Limited consumption of vitamin B12-containing foods and poor intestinal absorption are major contributors to low plasma levels while recent evidence from genome-wide association studies (GWAS) suggests that genetic factors also contribute to circulating levels of this vitamin. Researchers from Dr. Alex Reiner’s group in the Public Health Sciences Division recently published a paper in the journal Blood that reports results from a GWAS of genetic variants associated with vitamin B12 status in African Americans. The focus on this population was a novel aspect, as none of the previous GWAS of Vitamin B12 status have been performed in populations of African descent.

The authors utilized data from the Jackson Heart Study, a longitudinal epidemiological study of factors associated with cardiovascular disease specifically in African Americans. Dr. Reiner described their study design, “In the current study, we utilized a whole genome sequencing approach and a large African American cohort study from Jackson Mississippi through the National Heart, Lung and Blood Institute (NHLBI) Trans-Omics for Precision Medicine (TOPMed) Program to assess genetic determinants of vitamin B12 in a community-based sample of African Americans.” The analyses included plasma vitamin B12 concentration and over twenty-nine million genetic variants from 1,280 participants.

Graphical representation of genetic variants associated with plasma vitamin B12 concentration in African Americans.

Genetic variants of TCN1 (top) and FUT2 (bottom) are significantly associated with plasma vitamin B12 concentration in African Americans. The color dots represent association P-values for genetic variants with vitamin B12 status.

Image provided by Yao Hu

After adjusting for participant age, sex, and genetic ancestry, the authors found significant associations between vitamin B12 levels and thirty-three genetic variants located within two genomic regions (see Figure). One of newly discovered variants was associated with lower levels of circulating vitamin B12 in the study cohort, as explained by Dr. Reiner, “We identified a loss-of-function variant of the transcobalamin B12 transporter gene, TCN1. The TCN1 mutation is prevalent among African descent populations, but not among Europeans.” The impact of this variant on relevant health outcomes that can be altered with low vitamin B12 status, such as certain red blood cell indices and circulating levels of homocysteine, were also explored by the authors. “In a subsequent analysis of two large U.S. electronic health record data sets, we were unable to identify any significant clinical sequelae of African Americans carrying this particular TCN1 mutation, apart from having lower B12 levels,” said Dr. Reiner.

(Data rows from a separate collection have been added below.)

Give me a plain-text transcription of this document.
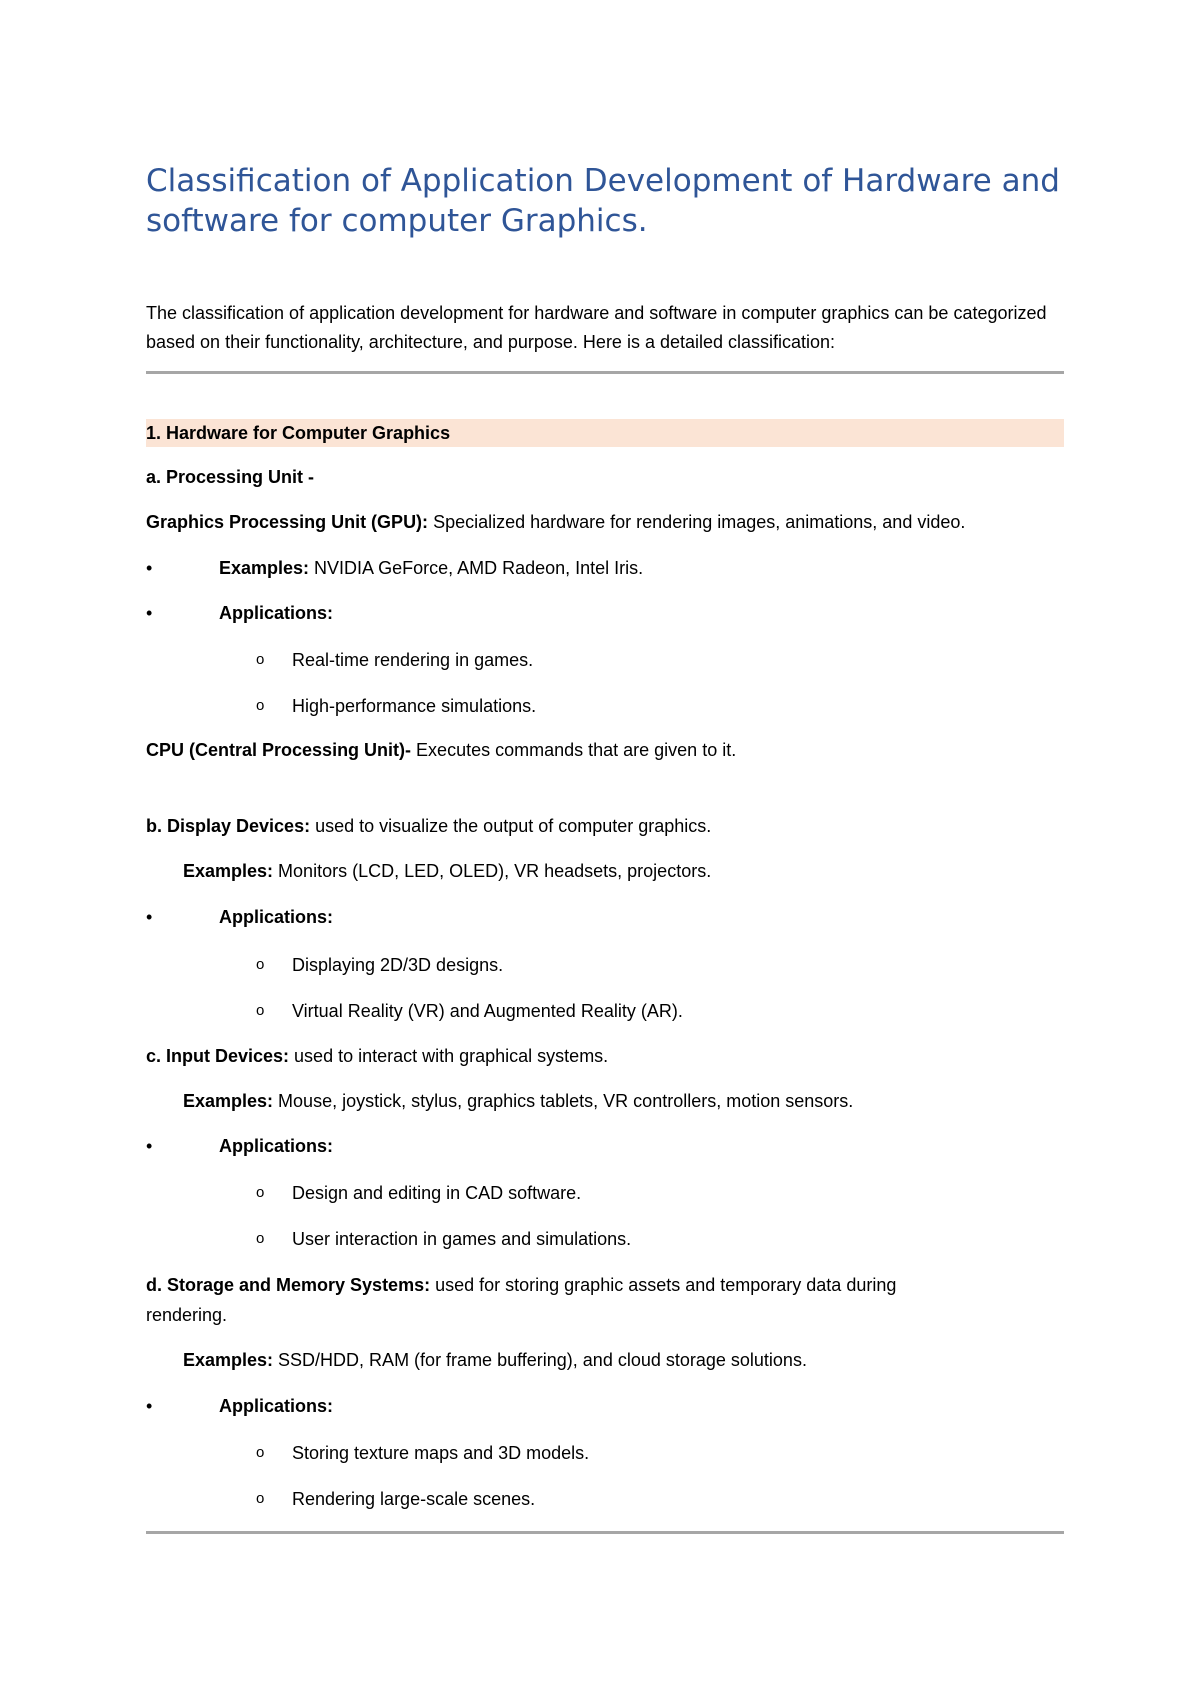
Classification of Application Development of Hardware and software for computer Graphics.
The classification of application development for hardware and software in computer graphics can be categorized based on their functionality, architecture, and purpose. Here is a detailed classification:
1. Hardware for Computer Graphics
a. Processing Unit -
Graphics Processing Unit (GPU): Specialized hardware for rendering images, animations, and video.
•	Examples: NVIDIA GeForce, AMD Radeon, Intel Iris.
•	Applications:
o Real-time rendering in games.
o High-performance simulations.
CPU (Central Processing Unit)- Executes commands that are given to it.
b. Display Devices: used to visualize the output of computer graphics.
Examples: Monitors (LCD, LED, OLED), VR headsets, projectors.
•	Applications:
o Displaying 2D/3D designs.
o Virtual Reality (VR) and Augmented Reality (AR).
c. Input Devices: used to interact with graphical systems.
Examples: Mouse, joystick, stylus, graphics tablets, VR controllers, motion sensors.
•	Applications:
o Design and editing in CAD software.
o User interaction in games and simulations.
d. Storage and Memory Systems: used for storing graphic assets and temporary data during
rendering.
Examples: SSD/HDD, RAM (for frame buffering), and cloud storage solutions.
•	Applications:
o Storing texture maps and 3D models.
o Rendering large-scale scenes.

Other significantly associated variants were located within the region of FUT2, a gene that encodes the glycosylation enzyme fucosyltransferase 2 (see Figure). The most highly significant FUT2 variant identified in the current study is specific to African Americans while one of the other FUT2 variants has previously been shown to be associated with vitamin B12 status in Caucasians and Indians.

Taken together with previous work, the results from this study demonstrate that genetic heterogeneity contributes to differences in vitamin B12 status among different races and ethnic groups. These results also suggest that “carrying this particular genetic variant may be benign, and therefore important to exclude from other forms of vitamin B12 deficiency,” noted Dr. Reiner.


This research was supported by the National Heart, Lung, and Blood Institute and the National Institutes of Health.

Hu Y, Raffield LM, Polfus LM, Moscati A, Nadkarni G, Preuss MH, Zhong X, Wei Q, Rich SS, Li Y, Wilson JG, Correa A, Loos RJF, Li B, Auer PL, Reiner AP. 2018. A common TCN1 loss-of-function variant is associated with lower vitamin B12 concentration in African Americans. Blood. doi:10.1182/blood-2018-03-841023.